Roll Rates Steadying?
NEW YORK-Since the 1970s, the share of loans that are 30 days late during one quarter that roll into foreclosure during the following quarter has risen steadily - until recently, when roll rates began to skyrocket. But now they may be steadying.
Jay Brinkmann, chief economist at the Mortgage Bankers Association, said he is uncertain as to where roll rates are headed. The most recent quarterly data from the MBA showed a slight decline in the share of delinquent loans rolling into foreclosure, probably reflecting increased efforts among servicers to keep troubled borrowers in their homes.
Today, about 35% of loans that are 30 days past due during one quarter are subject to foreclosure proceedings in the following quarter. That's up from about 5% in late 1979. And during the 1990s, the roll rate fell in a range of between 10% and 15%.
In a conference call with reporters, Mr. Brinkmann said that high roll rates in California and Florida, as well as in Nevada and Arizona, are driving the dramatic increase. In recent quarters, roll rates in California and Florida have exceeded 60%.

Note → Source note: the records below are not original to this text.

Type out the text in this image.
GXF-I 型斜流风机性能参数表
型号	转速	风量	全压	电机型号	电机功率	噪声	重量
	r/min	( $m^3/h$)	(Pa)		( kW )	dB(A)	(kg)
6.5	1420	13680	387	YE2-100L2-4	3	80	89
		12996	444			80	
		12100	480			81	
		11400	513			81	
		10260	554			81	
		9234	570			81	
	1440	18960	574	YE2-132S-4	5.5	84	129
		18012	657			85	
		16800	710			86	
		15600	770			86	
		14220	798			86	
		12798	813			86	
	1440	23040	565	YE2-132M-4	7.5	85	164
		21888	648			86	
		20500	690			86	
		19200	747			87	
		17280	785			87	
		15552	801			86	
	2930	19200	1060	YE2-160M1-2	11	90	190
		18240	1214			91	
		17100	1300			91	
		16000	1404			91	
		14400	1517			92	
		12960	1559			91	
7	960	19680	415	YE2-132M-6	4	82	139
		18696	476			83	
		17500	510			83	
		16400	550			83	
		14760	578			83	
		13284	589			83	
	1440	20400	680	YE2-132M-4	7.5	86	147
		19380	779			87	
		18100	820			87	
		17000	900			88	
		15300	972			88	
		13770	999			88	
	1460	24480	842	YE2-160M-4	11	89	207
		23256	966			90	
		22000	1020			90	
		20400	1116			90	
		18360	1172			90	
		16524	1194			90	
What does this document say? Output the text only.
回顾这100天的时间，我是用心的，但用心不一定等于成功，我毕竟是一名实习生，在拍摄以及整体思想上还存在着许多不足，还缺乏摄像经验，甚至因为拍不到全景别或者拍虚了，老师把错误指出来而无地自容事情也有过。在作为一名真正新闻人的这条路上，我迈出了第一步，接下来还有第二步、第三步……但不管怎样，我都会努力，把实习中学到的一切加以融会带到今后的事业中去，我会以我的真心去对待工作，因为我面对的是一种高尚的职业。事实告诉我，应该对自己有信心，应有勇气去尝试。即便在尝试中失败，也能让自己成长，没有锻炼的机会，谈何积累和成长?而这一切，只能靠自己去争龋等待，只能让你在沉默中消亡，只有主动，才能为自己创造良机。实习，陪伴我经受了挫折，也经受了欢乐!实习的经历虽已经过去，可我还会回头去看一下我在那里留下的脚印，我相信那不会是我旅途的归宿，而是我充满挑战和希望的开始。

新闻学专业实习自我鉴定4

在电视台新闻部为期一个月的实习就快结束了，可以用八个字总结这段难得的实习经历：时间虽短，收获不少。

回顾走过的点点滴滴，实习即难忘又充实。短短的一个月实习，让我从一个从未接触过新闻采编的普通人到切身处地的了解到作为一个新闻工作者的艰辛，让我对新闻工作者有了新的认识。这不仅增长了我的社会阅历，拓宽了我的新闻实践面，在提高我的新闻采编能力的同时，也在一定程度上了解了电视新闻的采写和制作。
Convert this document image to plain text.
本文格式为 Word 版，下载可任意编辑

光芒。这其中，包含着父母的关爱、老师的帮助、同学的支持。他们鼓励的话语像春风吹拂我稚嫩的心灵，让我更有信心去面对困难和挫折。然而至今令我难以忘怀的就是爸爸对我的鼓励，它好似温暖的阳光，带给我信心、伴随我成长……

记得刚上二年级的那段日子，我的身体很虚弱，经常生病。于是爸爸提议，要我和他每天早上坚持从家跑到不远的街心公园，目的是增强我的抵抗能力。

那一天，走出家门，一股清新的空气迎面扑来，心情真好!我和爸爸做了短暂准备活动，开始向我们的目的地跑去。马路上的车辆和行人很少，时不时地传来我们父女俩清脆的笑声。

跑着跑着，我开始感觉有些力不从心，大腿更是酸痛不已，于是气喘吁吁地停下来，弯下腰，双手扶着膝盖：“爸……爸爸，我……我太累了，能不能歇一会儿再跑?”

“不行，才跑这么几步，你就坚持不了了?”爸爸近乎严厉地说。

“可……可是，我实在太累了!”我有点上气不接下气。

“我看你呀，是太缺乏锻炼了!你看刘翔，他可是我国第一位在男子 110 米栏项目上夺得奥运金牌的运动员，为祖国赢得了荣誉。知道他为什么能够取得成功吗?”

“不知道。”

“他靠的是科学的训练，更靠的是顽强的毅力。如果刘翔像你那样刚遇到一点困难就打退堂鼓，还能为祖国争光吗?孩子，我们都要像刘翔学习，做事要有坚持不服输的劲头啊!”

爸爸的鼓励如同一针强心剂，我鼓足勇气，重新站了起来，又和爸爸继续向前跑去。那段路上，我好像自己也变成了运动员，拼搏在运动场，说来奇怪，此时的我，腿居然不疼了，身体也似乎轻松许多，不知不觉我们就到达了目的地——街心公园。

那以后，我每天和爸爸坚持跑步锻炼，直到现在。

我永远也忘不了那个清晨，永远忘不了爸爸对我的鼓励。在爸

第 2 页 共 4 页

In most areas of the country, including the economically struggling Upper Midwest, roll rates have risen but not as dramatically as in states that experienced a housing boom amid high volumes of nontraditional lending.
"I don't know if the rest of the country is going to follow more of a Michigan example or how much closer we are going to be to the California model," Mr. Brinkmann said.
This recession is different from previous ones because the housing sector entered the recession already weakened, he said. In the past, housing usually entered a recession strong and suffered as a result of the recession.
On the bright side, Mr. Brinkmann said low mortgage rates should bolster origination activity. The MBA projects that the 30-year, fixed-rate mortgage contract rate will average 5.1% in 2009. The MBA predicts that lenders will originate $1.9 trillion of home loans this year, up from about $1.8 trillion in 2008.